Orthopedics. 2010 Jan;33(1):13. doi: 10.3928/01477447-20091124-07.
The goal of this study was to evaluate the Elmslie-Trillat procedure for recurrent patellar dislocation, patellofemoral pain (with extensor mechanism malalignment), or a combination of both. Thirty-two patients underwent the modified Elmslie-Trillat procedure, consisting of a lateral retinacular release and medialization of the tibial tuberosity for recurrent patellar dislocation, patellofemoral pain, or both. Twenty-nine of 32 patients were available for follow-up. All patients were evaluated clinically and radiologically. Subjective scores were evaluated using the Cox grading system and objective scores using Fulkerson's functional knee score. Average patient age was 33 years. Mean follow-up was 45 months. Subjectively, using the Cox grading system, 10 patients (34%) had an excellent result, 8 (28%) had a good result, 8 (28%) had a fair result, and 3 (10%) had a poor result. All patients with patella dislocation had an excellent or good subjective result, while only 3 patients (34%) with the primary symptom of patellofemoral pain with extensor mechanism malalignment and 4 patients (44%) with a combination of both symptoms had a good or excellent result. Mean Fulkerson's functional knee score was excellent for patients with dislocation only, and fair for those with only pain or both pain and dislocation. The congruence angle was corrected in all patients with this technique. There were no further dislocations in our series. Two patients required hardware removal. The Elmslie-Trillat procedure is a good surgical option for treatment of recurrent patella instability following failed conservative therapy. However, the results are not as favorable for patients with patellofemoral pain without instability.

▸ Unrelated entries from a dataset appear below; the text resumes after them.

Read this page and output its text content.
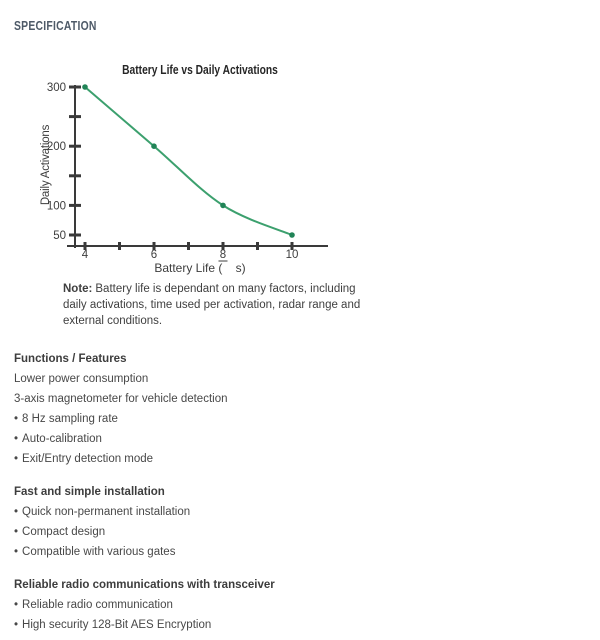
SPECIFICATION
Battery Life vs Daily Activations
Daily Activations
Battery Life (    s)
50
100
200
300
4	6	8	10

Note: Battery life is dependant on many factors, including
daily activations, time used per activation, radar range and
external conditions.

Functions / Features
Lower power consumption
3-axis magnetometer for vehicle detection
• 8 Hz sampling rate
• Auto-calibration
• Exit/Entry detection mode
Fast and simple installation
• Quick non-permanent installation
• Compact design
• Compatible with various gates
Reliable radio communications with transceiver
• Reliable radio communication
• High security 128-Bit AES Encryption
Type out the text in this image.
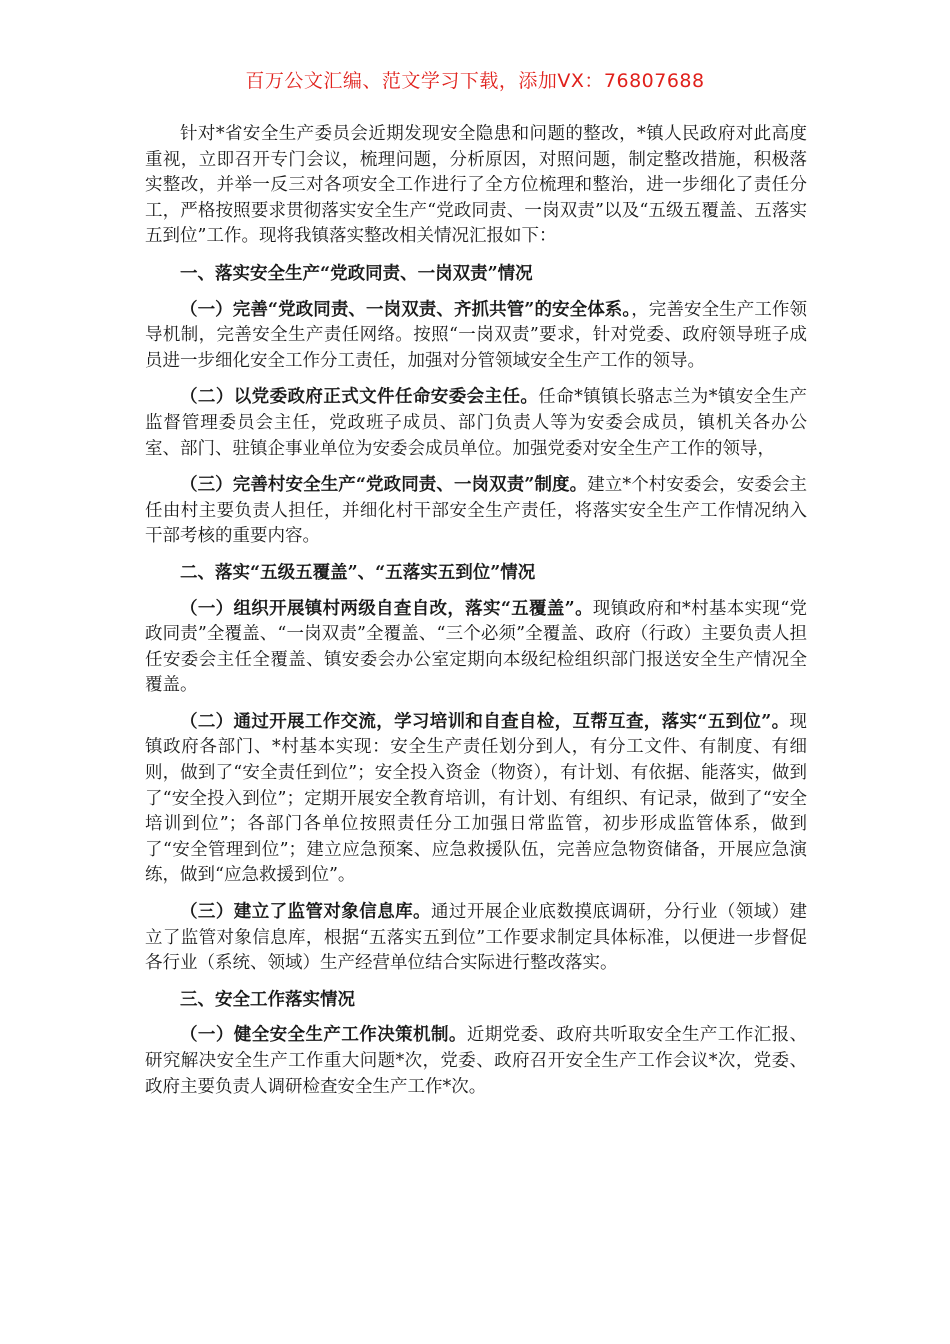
百万公文汇编、范文学习下载，添加VX：76807688

针对*省安全生产委员会近期发现安全隐患和问题的整改，*镇人民政府对此高度重视，立即召开专门会议，梳理问题，分析原因，对照问题，制定整改措施，积极落实整改，并举一反三对各项安全工作进行了全方位梳理和整治，进一步细化了责任分工，严格按照要求贯彻落实安全生产“党政同责、一岗双责”以及“五级五覆盖、五落实五到位”工作。现将我镇落实整改相关情况汇报如下：

一、落实安全生产“党政同责、一岗双责”情况

（一）完善“党政同责、一岗双责、齐抓共管”的安全体系。，完善安全生产工作领导机制，完善安全生产责任网络。按照“一岗双责”要求，针对党委、政府领导班子成员进一步细化安全工作分工责任，加强对分管领域安全生产工作的领导。

（二）以党委政府正式文件任命安委会主任。任命*镇镇长骆志兰为*镇安全生产监督管理委员会主任，党政班子成员、部门负责人等为安委会成员，镇机关各办公室、部门、驻镇企事业单位为安委会成员单位。加强党委对安全生产工作的领导，

（三）完善村安全生产“党政同责、一岗双责”制度。建立*个村安委会，安委会主任由村主要负责人担任，并细化村干部安全生产责任，将落实安全生产工作情况纳入干部考核的重要内容。

二、落实“五级五覆盖”、“五落实五到位”情况

（一）组织开展镇村两级自查自改，落实“五覆盖”。现镇政府和*村基本实现“党政同责”全覆盖、“一岗双责”全覆盖、“三个必须”全覆盖、政府（行政）主要负责人担任安委会主任全覆盖、镇安委会办公室定期向本级纪检组织部门报送安全生产情况全覆盖。

（二）通过开展工作交流，学习培训和自查自检，互帮互查，落实“五到位”。现镇政府各部门、*村基本实现：安全生产责任划分到人，有分工文件、有制度、有细则，做到了“安全责任到位”；安全投入资金（物资），有计划、有依据、能落实，做到了“安全投入到位”；定期开展安全教育培训，有计划、有组织、有记录，做到了“安全培训到位”；各部门各单位按照责任分工加强日常监管，初步形成监管体系，做到了“安全管理到位”；建立应急预案、应急救援队伍，完善应急物资储备，开展应急演练，做到“应急救援到位”。

（三）建立了监管对象信息库。通过开展企业底数摸底调研，分行业（领域）建立了监管对象信息库，根据“五落实五到位”工作要求制定具体标准，以便进一步督促各行业（系统、领域）生产经营单位结合实际进行整改落实。

三、安全工作落实情况

（一）健全安全生产工作决策机制。近期党委、政府共听取安全生产工作汇报、研究解决安全生产工作重大问题*次，党委、政府召开安全生产工作会议*次，党委、政府主要负责人调研检查安全生产工作*次。
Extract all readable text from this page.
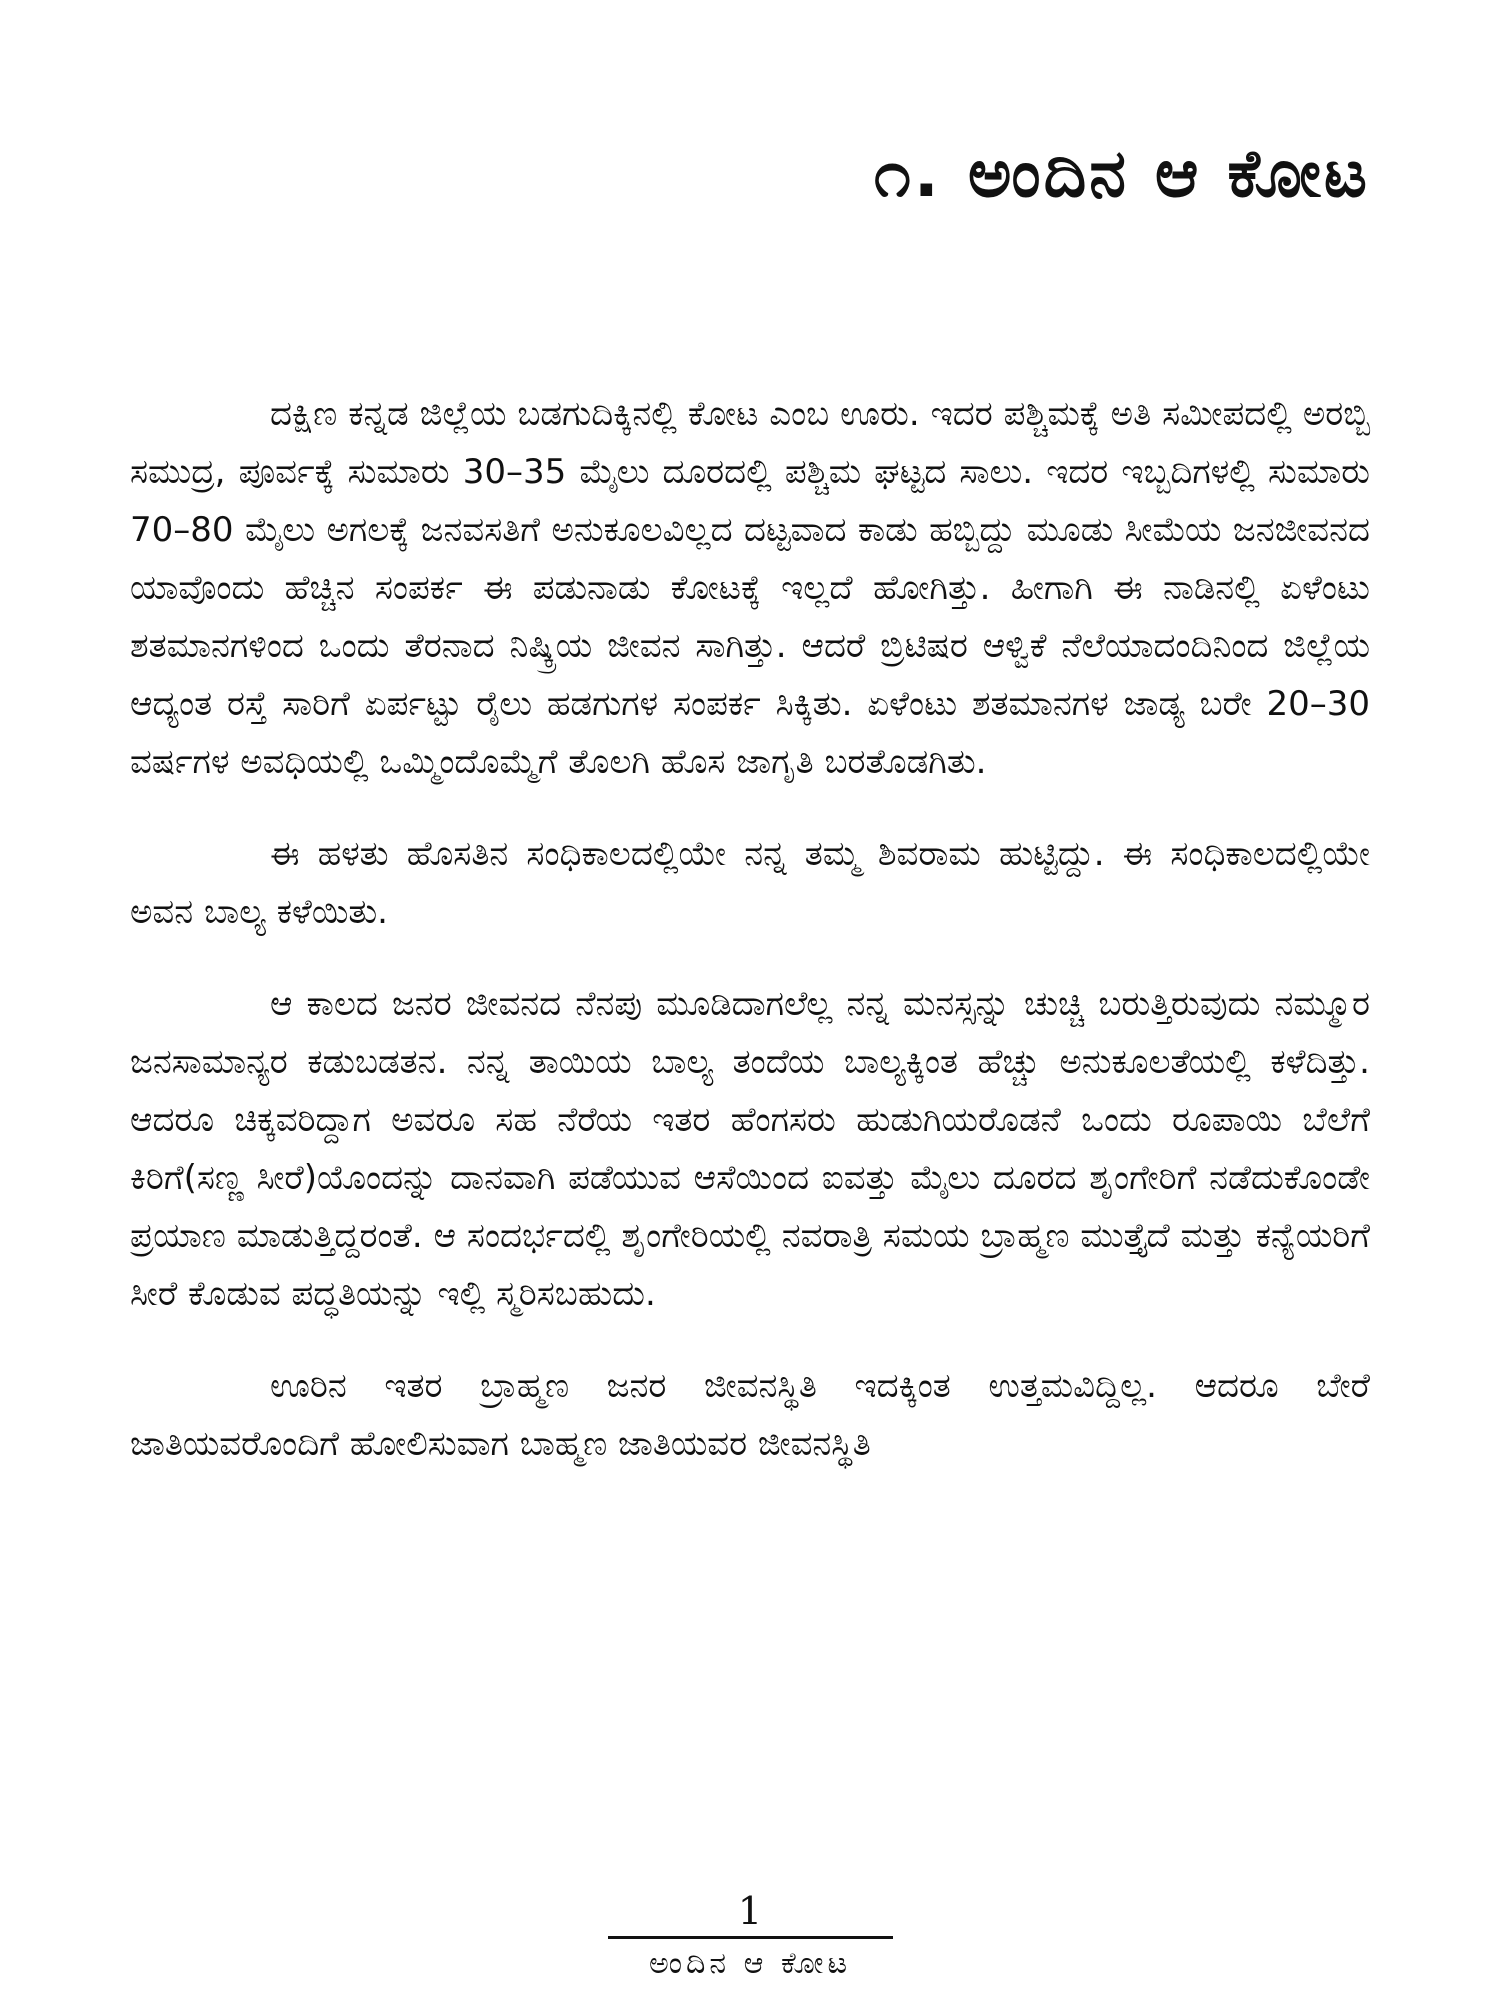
೧. ಅಂದಿನ ಆ ಕೋಟ

ದಕ್ಷಿಣ ಕನ್ನಡ ಜಿಲ್ಲೆಯ ಬಡಗುದಿಕ್ಕಿನಲ್ಲಿ ಕೋಟ ಎಂಬ ಊರು. ಇದರ ಪಶ್ಚಿಮಕ್ಕೆ ಅತಿ ಸಮೀಪದಲ್ಲಿ ಅರಬ್ಬಿ ಸಮುದ್ರ, ಪೂರ್ವಕ್ಕೆ ಸುಮಾರು 30–35 ಮೈಲು ದೂರದಲ್ಲಿ ಪಶ್ಚಿಮ ಘಟ್ಟದ ಸಾಲು. ಇದರ ಇಬ್ಬದಿಗಳಲ್ಲಿ ಸುಮಾರು 70–80 ಮೈಲು ಅಗಲಕ್ಕೆ ಜನವಸತಿಗೆ ಅನುಕೂಲವಿಲ್ಲದ ದಟ್ಟವಾದ ಕಾಡು ಹಬ್ಬಿದ್ದು ಮೂಡು ಸೀಮೆಯ ಜನಜೀವನದ ಯಾವೊಂದು ಹೆಚ್ಚಿನ ಸಂಪರ್ಕ ಈ ಪಡುನಾಡು ಕೋಟಕ್ಕೆ ಇಲ್ಲದೆ ಹೋಗಿತ್ತು. ಹೀಗಾಗಿ ಈ ನಾಡಿನಲ್ಲಿ ಏಳೆಂಟು ಶತಮಾನಗಳಿಂದ ಒಂದು ತೆರನಾದ ನಿಷ್ಕ್ರಿಯ ಜೀವನ ಸಾಗಿತ್ತು. ಆದರೆ ಬ್ರಿಟಿಷರ ಆಳ್ವಿಕೆ ನೆಲೆಯಾದಂದಿನಿಂದ ಜಿಲ್ಲೆಯ ಆದ್ಯಂತ ರಸ್ತೆ ಸಾರಿಗೆ ಏರ್ಪಟ್ಟು ರೈಲು ಹಡಗುಗಳ ಸಂಪರ್ಕ ಸಿಕ್ಕಿತು. ಏಳೆಂಟು ಶತಮಾನಗಳ ಜಾಡ್ಯ ಬರೇ 20–30 ವರ್ಷಗಳ ಅವಧಿಯಲ್ಲಿ ಒಮ್ಮಿಂದೊಮ್ಮೆಗೆ ತೊಲಗಿ ಹೊಸ ಜಾಗೃತಿ ಬರತೊಡಗಿತು.

ಈ ಹಳತು ಹೊಸತಿನ ಸಂಧಿಕಾಲದಲ್ಲಿಯೇ ನನ್ನ ತಮ್ಮ ಶಿವರಾಮ ಹುಟ್ಟಿದ್ದು. ಈ ಸಂಧಿಕಾಲದಲ್ಲಿಯೇ ಅವನ ಬಾಲ್ಯ ಕಳೆಯಿತು.

ಆ ಕಾಲದ ಜನರ ಜೀವನದ ನೆನಪು ಮೂಡಿದಾಗಲೆಲ್ಲ ನನ್ನ ಮನಸ್ಸನ್ನು ಚುಚ್ಚಿ ಬರುತ್ತಿರುವುದು ನಮ್ಮೂರ ಜನಸಾಮಾನ್ಯರ ಕಡುಬಡತನ. ನನ್ನ ತಾಯಿಯ ಬಾಲ್ಯ ತಂದೆಯ ಬಾಲ್ಯಕ್ಕಿಂತ ಹೆಚ್ಚು ಅನುಕೂಲತೆಯಲ್ಲಿ ಕಳೆದಿತ್ತು. ಆದರೂ ಚಿಕ್ಕವರಿದ್ದಾಗ ಅವರೂ ಸಹ ನೆರೆಯ ಇತರ ಹೆಂಗಸರು ಹುಡುಗಿಯರೊಡನೆ ಒಂದು ರೂಪಾಯಿ ಬೆಲೆಗೆ ಕಿರಿಗೆ(ಸಣ್ಣ ಸೀರೆ)ಯೊಂದನ್ನು ದಾನವಾಗಿ ಪಡೆಯುವ ಆಸೆಯಿಂದ ಐವತ್ತು ಮೈಲು ದೂರದ ಶೃಂಗೇರಿಗೆ ನಡೆದುಕೊಂಡೇ ಪ್ರಯಾಣ ಮಾಡುತ್ತಿದ್ದರಂತೆ. ಆ ಸಂದರ್ಭದಲ್ಲಿ ಶೃಂಗೇರಿಯಲ್ಲಿ ನವರಾತ್ರಿ ಸಮಯ ಬ್ರಾಹ್ಮಣ ಮುತ್ತೈದೆ ಮತ್ತು ಕನ್ಯೆಯರಿಗೆ ಸೀರೆ ಕೊಡುವ ಪದ್ಧತಿಯನ್ನು ಇಲ್ಲಿ ಸ್ಮರಿಸಬಹುದು.

ಊರಿನ ಇತರ ಬ್ರಾಹ್ಮಣ ಜನರ ಜೀವನಸ್ಥಿತಿ ಇದಕ್ಕಿಂತ ಉತ್ತಮವಿದ್ದಿಲ್ಲ. ಆದರೂ ಬೇರೆ ಜಾತಿಯವರೊಂದಿಗೆ ಹೋಲಿಸುವಾಗ ಬಾಹ್ಮಣ ಜಾತಿಯವರ ಜೀವನಸ್ಥಿತಿ

1
ಅಂದಿನ ಆ ಕೋಟ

本研究的目的是评估用于复发性髌骨脱位、髌股关节疼痛(伴伸膝装置排列不齐)或两者兼有的Elmslie-Trillat手术。32例患者接受了改良的Elmslie-Trillat手术,包括外侧支持带松解和胫骨结节内移,用于治疗复发性髌骨脱位、髌股关节疼痛或两者。32例患者中有29例可供随访。所有患者均接受了临床和影像学评估。主观评分采用Cox分级系统,客观评分采用Fulkerson功能性膝关节评分。患者平均年龄为33岁。平均随访时间为45个月。主观上,采用Cox分级系统,10例患者(34%)结果为优,8例(28%)为良,8例(28%)为中,3例(10%)为差。所有髌骨脱位患者主观结果为优或良,而仅有髌股关节疼痛伴伸膝装置排列不齐这一主要症状的患者中只有3例(34%)、有两种症状的患者中只有4例(44%)结果为良或优。仅脱位患者的Fulkerson功能性膝关节评分平均为优,仅有疼痛或既有疼痛又有脱位的患者评分为中。采用该技术所有患者的适合角均得到矫正。我们的系列研究中未出现进一步脱位情况。2例患者需要取出内固定物。Elmslie-Trillat手术是保守治疗失败后复发性髌骨不稳定的一种良好手术选择。然而,对于无不稳定的髌股关节疼痛患者,结果并不那么理想。